Economic Affairs, Taxation & Social Policy · Employment & Social policy · Debates · 2025-02-12

The European Parliament debate on December 2, 2025, saw a marked divergence between Dan Jørgensen, EU Commissioner for Energy and Housing, and Tom Deleu, representing the European Federation of Building and Wood Workers (EFBWW), centered on tackling the EU construction skills shortage and affordable housing. Jørgensen laid out the Commission’s multifaceted Affordable Housing and Action Plans emphasizing supply increase, investment, structural reforms, and vulnerable protection without proposing legislative changes.
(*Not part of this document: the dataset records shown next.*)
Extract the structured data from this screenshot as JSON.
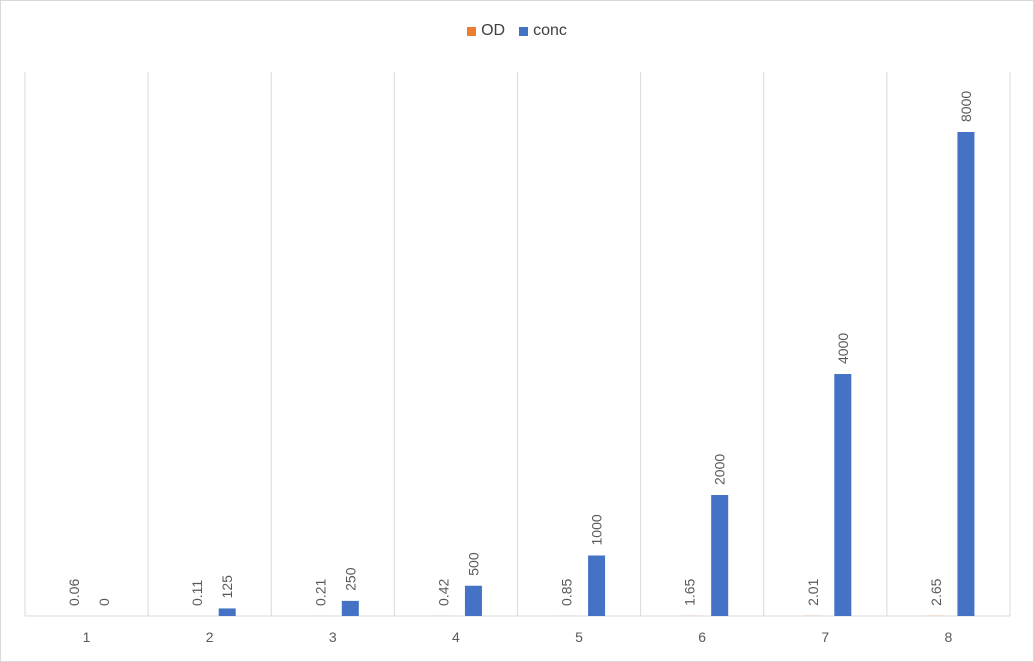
{
  "chart_data": {
    "type": "bar",
    "categories": [
      "1",
      "2",
      "3",
      "4",
      "5",
      "6",
      "7",
      "8"
    ],
    "series": [
      {
        "name": "OD",
        "color": "#ED7D31",
        "values": [
          0.06,
          0.11,
          0.21,
          0.42,
          0.85,
          1.65,
          2.01,
          2.65
        ]
      },
      {
        "name": "conc",
        "color": "#4472C4",
        "values": [
          0,
          125,
          250,
          500,
          1000,
          2000,
          4000,
          8000
        ]
      }
    ],
    "data_labels": {
      "OD": [
        "0.06",
        "0.11",
        "0.21",
        "0.42",
        "0.85",
        "1.65",
        "2.01",
        "2.65"
      ],
      "conc": [
        "0",
        "125",
        "250",
        "500",
        "1000",
        "2000",
        "4000",
        "8000"
      ]
    },
    "ylim": [
      0,
      9000
    ],
    "legend_position": "top",
    "grid": "vertical category separators",
    "xlabel": "",
    "ylabel": "",
    "title": ""
  }
}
Meanwhile, Deleu challenged the current reliance on subcontracting and low-cost labor, urging stricter regulations on employment chains and apprenticeships to ensure job stability and safety.

This debate took place during a joint session of the EP Committees on Employment & Social Affairs and Housing, aimed at gathering insights for future policy without imminent legislative texts.

Jørgensen’s presentation outlined the Commission’s plans structured in four pillars addressing housing supply, investment, reforms, and social safeguards, highlighting EU funds such as ERDF and NextGenerationEU. However, he reaffirmed no new dedicated EU funding or reopening of Energy Performance of Buildings Directive (EPBD) was planned, pointing to a balance between public funding to fill investment gaps and continued private sector participation. His proposals remain broad, focusing on flexible state aid frameworks and city empowerment tools for short-term rental management, with no fixed deadlines or numerical targets.

In contrast, speakers like Deleu and Roberto Capobianco brought concrete proposals: Deleu called for reforming EU public procurement to move beyond lowest-cost criteria that disadvantage quality construction firms, limiting subcontracting to specialized tasks only, and mandatory pre-notification of posted workers to tackle fraud and job insecurity. Capobianco suggested a construction skills passport and systematic impact assessments focused on SMEs to ease administrative burdens and improve safety. These proposals seek measurable changes enhancing oversight, employment conditions, and training uptake.

The cleavages revealed a tension between steps toward increasing EU-level regulatory powers and safeguarding national or SME autonomy. Deleu’s stance prescribes stronger EU supervision to dismantle exploitative subcontracting chains, which could impose higher compliance costs on construction SMEs but improve worker protections significantly. Meanwhile, Jørgensen’s cautious approach aims at preserving the balance between fostering investment and respecting EU competence limits.

For stakeholders, EU construction firms and small to medium enterprises (SMEs) face a trade-off between tightened regulation raising operational costs and improved sector reputation and workforce stability. EU consumers and vulnerable housing seekers could benefit materially from improved affordable housing supply and social safeguards. National authorities are tasked with implementing flexible state-aid rules, balancing funding and regulatory frameworks. EU taxpayers might see indirect impacts through redirected EU funds and reforms but no new budget lines.

Moving forward, the European Commission is expected to advance the Construction Strategy and Pact for Skills initiative as previewed by DG GROW’s Hein Bollins, with further scrutiny on subcontracting practices and vocational training. The Parliament is keenly watching the balance between regulatory assertiveness and pragmatic support to the construction sector crucial for the EU’s housing and renovation objectives.